Dead Letter Networking
About two weeks ago, the Northeast United States suffered a major power hit when a cascading failure shut down a whole bunch of power stations. In light of this whole event, lots of pundits have bitched and moaned about how power station control networks should not be publically available to the Internet. I'll not make light of the fact that they are right, but the problem is deeper than that.
In today's day of on-demand pricing and real-time management, the ability of the operators of complex control structures, nuclear power producers and electrical grid managers, to manipulate and manage pricing in the face of increased or slack demand is necessary in order to make maximum profit. The dilemma comes when interfacing the sales prediction tools to the control network, so that appropriate decisions can be made.
Someone, much smarter than myself, came up with the idea of a secure syslog, the goal of which was to ensure that no hacker could eliminate his tracks completely after compromising a system. The basic premise of the system was that there is an independent machine located on the same network segment that has no IP address, no way of being reached from the networks it's monitoring. Said machine listens for UDP packets sent to a null/unroutable address, and snags them. It also has provisions for throttling, in the event someone tries to overload the syslog with the hopes of eating up all the available diskspace.

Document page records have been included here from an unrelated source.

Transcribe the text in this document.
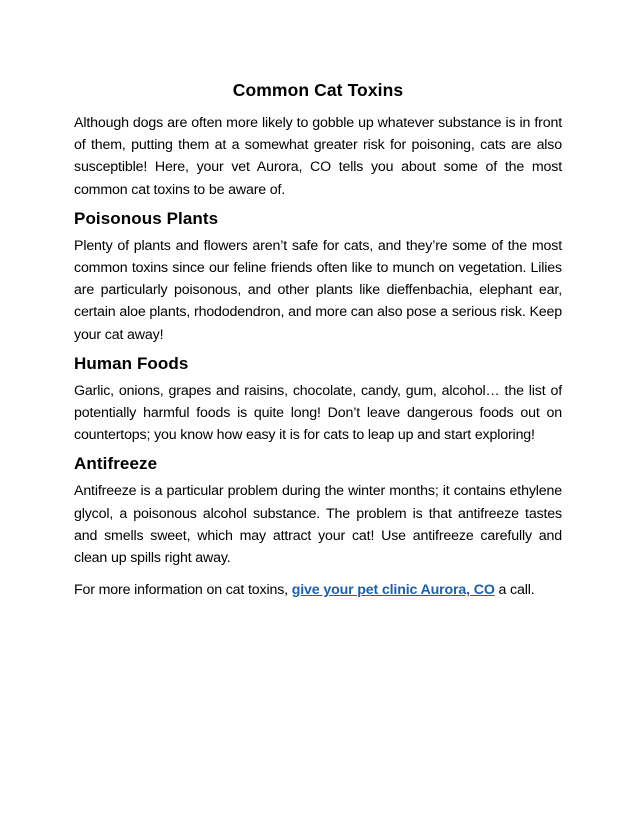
Common Cat Toxins

Although dogs are often more likely to gobble up whatever substance is in front of them, putting them at a somewhat greater risk for poisoning, cats are also susceptible! Here, your vet Aurora, CO tells you about some of the most common cat toxins to be aware of.

Poisonous Plants

Plenty of plants and flowers aren’t safe for cats, and they’re some of the most common toxins since our feline friends often like to munch on vegetation. Lilies are particularly poisonous, and other plants like dieffenbachia, elephant ear, certain aloe plants, rhododendron, and more can also pose a serious risk. Keep your cat away!

Human Foods

Garlic, onions, grapes and raisins, chocolate, candy, gum, alcohol… the list of potentially harmful foods is quite long! Don’t leave dangerous foods out on countertops; you know how easy it is for cats to leap up and start exploring!

Antifreeze

Antifreeze is a particular problem during the winter months; it contains ethylene glycol, a poisonous alcohol substance. The problem is that antifreeze tastes and smells sweet, which may attract your cat! Use antifreeze carefully and clean up spills right away.

For more information on cat toxins, give your pet clinic Aurora, CO a call.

The mechanisms of how the syslog provides it's security and robustness really do not apply in the particular case I'm outlining. It only serves to demonstrate a mechanism by which a control system can output information to a management station, without having to compromise itself by being publicly addressable. The control systems can be private-iped systems that are unreachable from the internet, indeed, systems which have no addresses at all, but output their data to local repeater hosts which are publicly accessible, and can be used to retrieve logistical data necessary for the operation of today's real-time infrastructures.
The opposite end of this spectrum is how to provide information back to the control system to alter it's operation. This is where no true system can be 100% impenetrable. But by decoupling the machine from the network completely, no known attacks, no publicly available rootkits or cracks are exploitable against it (except perhaps the lowest level ICMP attacks, but even this could be mitigated against if ICMP is not necessary to the machine). If the machine is only programmed to look for particular bits of data, say a control message encrypted with a 3DES/Blowfish and signed with a particular authorization code that can change every day, the machine can unpack, analyze, and reject the control request as required.
Such is system isn't exactly an off-the-shelf component nowadays, but the design offers benefits to todays information specialists, particularly in the arena of ecommerce. What organization doesn't want some secure means of processing credit card orders in way that allows them to deny an attacker the means of retrieving and abusing those same credit card numbers? What organization doesn't want to secure the power infrastructure that makes this great country of ours function? Why not give plant operators the very best in management and real-time data, while still allowing hard-wired failsafe control systems to be utilized alongside secured, inaccessible remote automated control stations?
The very design of this interface, coupled with a strictly designed and moderated message allows for a properly audited interface, that also allows the system to change it's own operating parameters, say, the particular message signature changes each day, to foil the ability of attackers to construct valid messages that alter or destroy the ability of the control station to function.